According to a report before Ilmar Simanovskis, Aurora’s Director of Parks and Recreation this week, detailed drawings for the site are now 70 per cent complete. So far, the project is expected to span 11.55 acres and include a three level main building which will house offices, workspaces, as well as storage for equipment, Aurora’s paper records, as well as artefacts currently in the Town’s Heritage Salvage Program, with an additional salt dome and proposed greenhouses.

The Joint Operations Centre is expected to set an example when it comes to “green buildings”. Council previously approved shooting for significant environmental certification, eventually aiming towards achieving a LEED Gold Standard, with such initiatives as “green roofs” to support plants, LED lighting, and rain water harvesting systems.

All of this, however, comes with that $19 million price tag. To make the project a reality, municipal staff are proposing debt financing the construction of the building. Council deferred exploring options on going into debt for the new facility last month. There is not enough money readily available in municipal coffers to see the project through to completion, if one excludes Aurora’s $34 million Hydro Reserve Funds, and this week’s discussions will look to close that gap.

“I was pleased to see this,” said Mayor Geoffrey Dawe ahead of last month’s deferral. “There has been some concern with regards to debt financing these potential projects, so I am happy to see [Town Treasurer Dan] Elliott come forward with some alternative methods of financing.

“It certainly does not impact our current reserves. I look forward to seeing as we move forward on various projects if we can still get even more creative.”

The “creativity” in Mr. Elliott’s report calls on Council to give the green light to establishing a construction financing line of credit with the province at the going interest rate with an upset limit fixed on the cost of the Joint Operations Centre. At the same time, they will also be talked with looking at further programs, grants, and rebates to help offset the cost. It will still be a little while yet, however, before the full cost of construction will be known. That will become clear when the final tender for construction is approved by Council, said Mr. Elliott in his report, noting that although his department looked into internally financing the project, going external was the best way to go.

“The new Joint Operations Centre was required to update and modernize an old facility which had long passed its design capacity and was no longer able to support Aurora’s operational needs,” said Mr. Elliott in his report. “Renovation, expansion and reconfiguring had all been studied, however, the site was not of sufficient size for our current needs.
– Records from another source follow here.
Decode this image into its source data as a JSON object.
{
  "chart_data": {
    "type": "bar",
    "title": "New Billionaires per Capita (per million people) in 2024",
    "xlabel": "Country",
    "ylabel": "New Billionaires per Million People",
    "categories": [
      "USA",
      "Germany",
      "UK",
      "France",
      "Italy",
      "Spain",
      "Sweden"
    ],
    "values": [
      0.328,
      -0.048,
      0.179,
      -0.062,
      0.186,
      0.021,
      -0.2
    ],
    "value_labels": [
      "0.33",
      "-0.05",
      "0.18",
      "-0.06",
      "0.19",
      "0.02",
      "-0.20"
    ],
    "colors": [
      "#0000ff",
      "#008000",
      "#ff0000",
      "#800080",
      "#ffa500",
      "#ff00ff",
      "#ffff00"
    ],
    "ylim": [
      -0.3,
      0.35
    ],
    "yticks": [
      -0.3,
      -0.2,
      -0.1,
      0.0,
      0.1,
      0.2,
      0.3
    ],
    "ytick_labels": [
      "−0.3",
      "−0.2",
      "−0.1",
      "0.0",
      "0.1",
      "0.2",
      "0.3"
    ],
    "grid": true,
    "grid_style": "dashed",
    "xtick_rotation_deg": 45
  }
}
“Normally, replacement of Town Infrastructure is funded by tax-sourced reserve funds, while growth related infrastructure needs are funded by development charges. In the case of this project, the Town currently does not have sufficient replacement funding, nor does it have sufficient development charge funding on hand to finance the project.”

Further funding, however, could come in the form of lands currently owned by the Town on Leslie Street. Earmarked for business development, they are currently on the market. The Town is also banking on the pending “conditional sale” on the current works yard on Scanlon Court, just north of Industrial Parkway North and Centre Street.
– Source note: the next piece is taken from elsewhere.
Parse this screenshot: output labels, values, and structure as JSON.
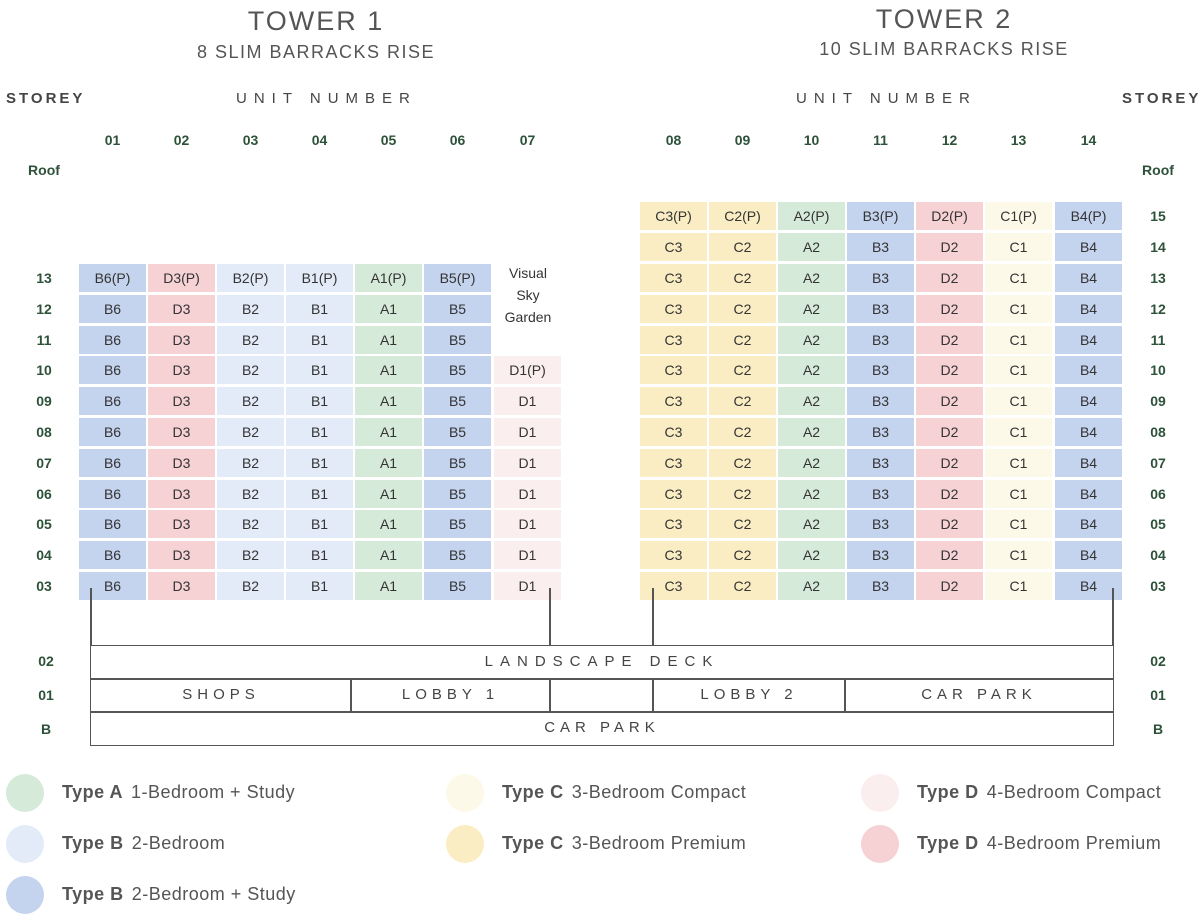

“These two sources of funding have been confirmed by Council as potential sources of funding for the Joint Operations Centre, as well as development charges from future development as expected as part of the 2C lands development,” said Mr. Elliott. “Today, however, these funds are not in hand [and] accordingly, debt financing for this project is necessary.”

In his report, a number of options were considered from debentures through internally financing the projects from the remaining reserve funds, but going against that as it would tie up the funds for the long-term, going through Industry Canada and taking out a line of credit was deemed to be the best option – and the most effective.